Somalia: Envoy Wraps Up Visit
Somalia: UN Envoy Wraps Up Visit, Government Pledges To Work To End Rift
New York, Aug 2 2005 4:00PM
The top United Nations envoy for Somalia has wrapped up private talks in the town of Jowhar with senior Somali officials who pledged to work with the UN to heal the rift over the government’s location and the deployment of foreign peacekeepers that stalled the latest attempt to re-establish a central authority in the war-shattered Horn of Africa nation.
According to a UN spokesman in New York, Secretary-General Kofi Annan’s Special Representative for Somalia, François Lonsény Fall, returned to Nairobi yesterday after talks in Jowhar with President Abdulahi Yusuf Ahmed and Prime Minister Ali Mohamed Gedi of the Transitional Federal Government.
Mr. Fall was in Somalia to help the leaders overcome the current differences within the Transitional Federal Institutions on the way forward, particularly on the relocation of the fledgling government from Kenya to Somalia, which has had no functional central authority for 14 years following the collapse in 1991 of the government of Muhammad Siad Barre.
Yesterday’s meeting also focused on security and reconciliation. At a joint press conference following the meeting, Prime Minister Gedi expressed the Government’s willingness to work with the UN and in particular with Mr. Fall on resolving the current difficulties, the spokesman said.

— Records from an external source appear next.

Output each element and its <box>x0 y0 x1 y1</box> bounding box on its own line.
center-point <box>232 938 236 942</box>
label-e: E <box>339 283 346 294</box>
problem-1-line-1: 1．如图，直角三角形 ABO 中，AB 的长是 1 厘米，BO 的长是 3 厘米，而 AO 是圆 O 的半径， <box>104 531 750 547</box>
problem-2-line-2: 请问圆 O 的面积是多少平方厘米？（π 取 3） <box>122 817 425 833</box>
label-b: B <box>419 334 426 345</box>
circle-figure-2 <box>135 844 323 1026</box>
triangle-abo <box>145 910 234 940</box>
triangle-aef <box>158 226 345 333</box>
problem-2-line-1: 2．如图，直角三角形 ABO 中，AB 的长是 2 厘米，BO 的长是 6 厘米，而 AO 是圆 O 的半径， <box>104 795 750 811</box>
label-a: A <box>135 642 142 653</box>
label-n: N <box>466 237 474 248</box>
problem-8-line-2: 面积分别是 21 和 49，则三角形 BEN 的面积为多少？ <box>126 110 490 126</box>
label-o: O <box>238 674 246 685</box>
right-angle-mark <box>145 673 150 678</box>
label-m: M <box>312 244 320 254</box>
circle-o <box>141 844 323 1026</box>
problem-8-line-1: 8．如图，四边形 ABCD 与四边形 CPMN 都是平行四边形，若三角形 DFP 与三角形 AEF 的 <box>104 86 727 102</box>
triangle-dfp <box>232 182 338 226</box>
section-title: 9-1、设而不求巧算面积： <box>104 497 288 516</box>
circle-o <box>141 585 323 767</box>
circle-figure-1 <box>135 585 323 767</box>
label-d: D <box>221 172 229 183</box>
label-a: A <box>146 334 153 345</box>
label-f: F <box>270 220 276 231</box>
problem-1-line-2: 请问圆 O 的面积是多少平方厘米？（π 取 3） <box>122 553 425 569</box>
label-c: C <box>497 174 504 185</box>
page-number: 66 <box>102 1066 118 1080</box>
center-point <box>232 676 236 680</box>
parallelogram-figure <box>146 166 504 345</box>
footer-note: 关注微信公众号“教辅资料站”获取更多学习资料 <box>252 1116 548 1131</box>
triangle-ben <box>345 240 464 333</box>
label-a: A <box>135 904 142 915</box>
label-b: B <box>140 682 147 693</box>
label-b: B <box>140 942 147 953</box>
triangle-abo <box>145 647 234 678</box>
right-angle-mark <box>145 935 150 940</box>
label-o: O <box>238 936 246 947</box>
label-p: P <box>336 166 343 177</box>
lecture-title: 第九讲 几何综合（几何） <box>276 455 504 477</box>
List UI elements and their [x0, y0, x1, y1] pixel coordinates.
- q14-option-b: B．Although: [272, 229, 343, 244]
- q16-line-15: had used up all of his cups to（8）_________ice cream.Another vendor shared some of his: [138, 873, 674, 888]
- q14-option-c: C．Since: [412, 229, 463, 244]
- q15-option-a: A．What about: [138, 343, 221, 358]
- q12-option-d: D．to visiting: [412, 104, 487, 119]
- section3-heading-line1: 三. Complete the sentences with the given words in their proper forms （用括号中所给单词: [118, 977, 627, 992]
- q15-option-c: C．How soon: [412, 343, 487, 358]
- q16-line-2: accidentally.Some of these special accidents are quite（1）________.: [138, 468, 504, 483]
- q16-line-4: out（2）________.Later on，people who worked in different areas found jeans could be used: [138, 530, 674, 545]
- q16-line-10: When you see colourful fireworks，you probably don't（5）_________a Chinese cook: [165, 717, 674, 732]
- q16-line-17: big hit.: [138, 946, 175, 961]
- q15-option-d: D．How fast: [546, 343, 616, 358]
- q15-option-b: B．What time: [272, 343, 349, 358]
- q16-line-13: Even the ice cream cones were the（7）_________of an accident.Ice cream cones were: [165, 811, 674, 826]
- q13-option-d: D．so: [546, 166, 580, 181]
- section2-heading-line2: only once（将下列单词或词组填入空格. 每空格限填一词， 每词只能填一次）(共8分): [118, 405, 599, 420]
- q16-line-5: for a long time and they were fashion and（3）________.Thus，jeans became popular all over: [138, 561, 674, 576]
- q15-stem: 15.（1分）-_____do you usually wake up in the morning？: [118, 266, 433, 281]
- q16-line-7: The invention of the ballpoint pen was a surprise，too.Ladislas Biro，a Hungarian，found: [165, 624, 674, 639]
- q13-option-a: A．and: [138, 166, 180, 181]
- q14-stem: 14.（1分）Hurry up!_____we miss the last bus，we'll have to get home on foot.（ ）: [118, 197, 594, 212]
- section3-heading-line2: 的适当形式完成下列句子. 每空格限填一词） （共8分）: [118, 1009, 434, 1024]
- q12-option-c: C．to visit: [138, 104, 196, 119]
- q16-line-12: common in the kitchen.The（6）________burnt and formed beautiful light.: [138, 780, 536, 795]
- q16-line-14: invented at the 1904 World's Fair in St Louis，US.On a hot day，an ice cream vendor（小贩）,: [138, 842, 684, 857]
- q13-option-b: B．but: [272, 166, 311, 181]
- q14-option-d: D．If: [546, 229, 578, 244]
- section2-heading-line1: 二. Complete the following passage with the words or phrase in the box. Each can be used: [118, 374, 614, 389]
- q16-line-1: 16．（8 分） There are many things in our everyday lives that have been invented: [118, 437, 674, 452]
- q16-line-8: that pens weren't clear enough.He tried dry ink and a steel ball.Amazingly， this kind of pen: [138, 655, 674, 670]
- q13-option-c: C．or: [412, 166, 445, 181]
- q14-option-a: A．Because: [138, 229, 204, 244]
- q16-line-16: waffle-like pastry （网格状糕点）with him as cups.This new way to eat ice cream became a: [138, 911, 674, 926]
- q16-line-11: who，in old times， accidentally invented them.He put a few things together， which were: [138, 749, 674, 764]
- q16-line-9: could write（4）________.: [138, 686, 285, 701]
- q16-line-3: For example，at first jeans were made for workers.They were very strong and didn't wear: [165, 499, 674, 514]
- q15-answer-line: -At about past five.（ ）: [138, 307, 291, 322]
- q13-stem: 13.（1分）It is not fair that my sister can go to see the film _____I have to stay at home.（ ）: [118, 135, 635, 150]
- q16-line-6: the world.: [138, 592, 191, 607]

In a June report, the Secretary-General noted that although the interim government had been formed in Nairobi more than eight months ago, deep splits between President Yusef and Parliament speaker Sharif Hassan Sheikh Adan over its location within the country had stalled a move either to the Somali capital Mogadishu, or nearby Jowhar.
Calling for “serious dialogue” between the Somali factions to end this controversy, he also urged the parties to resolve their differences over the inclusion of troops from the frontline States (Djibouti, Ethiopia, Kenya) in a future African Union/Inter-governmental Authority on Development (IGAD) peace support mission requested by the President. A large number of members of Parliament, cabinet ministers and other leaders oppose the deployment of troops from those countries.
Meanwhile, security permitting, Mr. Fall plans to visit Mogadishu later this week for discussions with the Speaker of Parliament, and other cabinet officials and civil society groups there.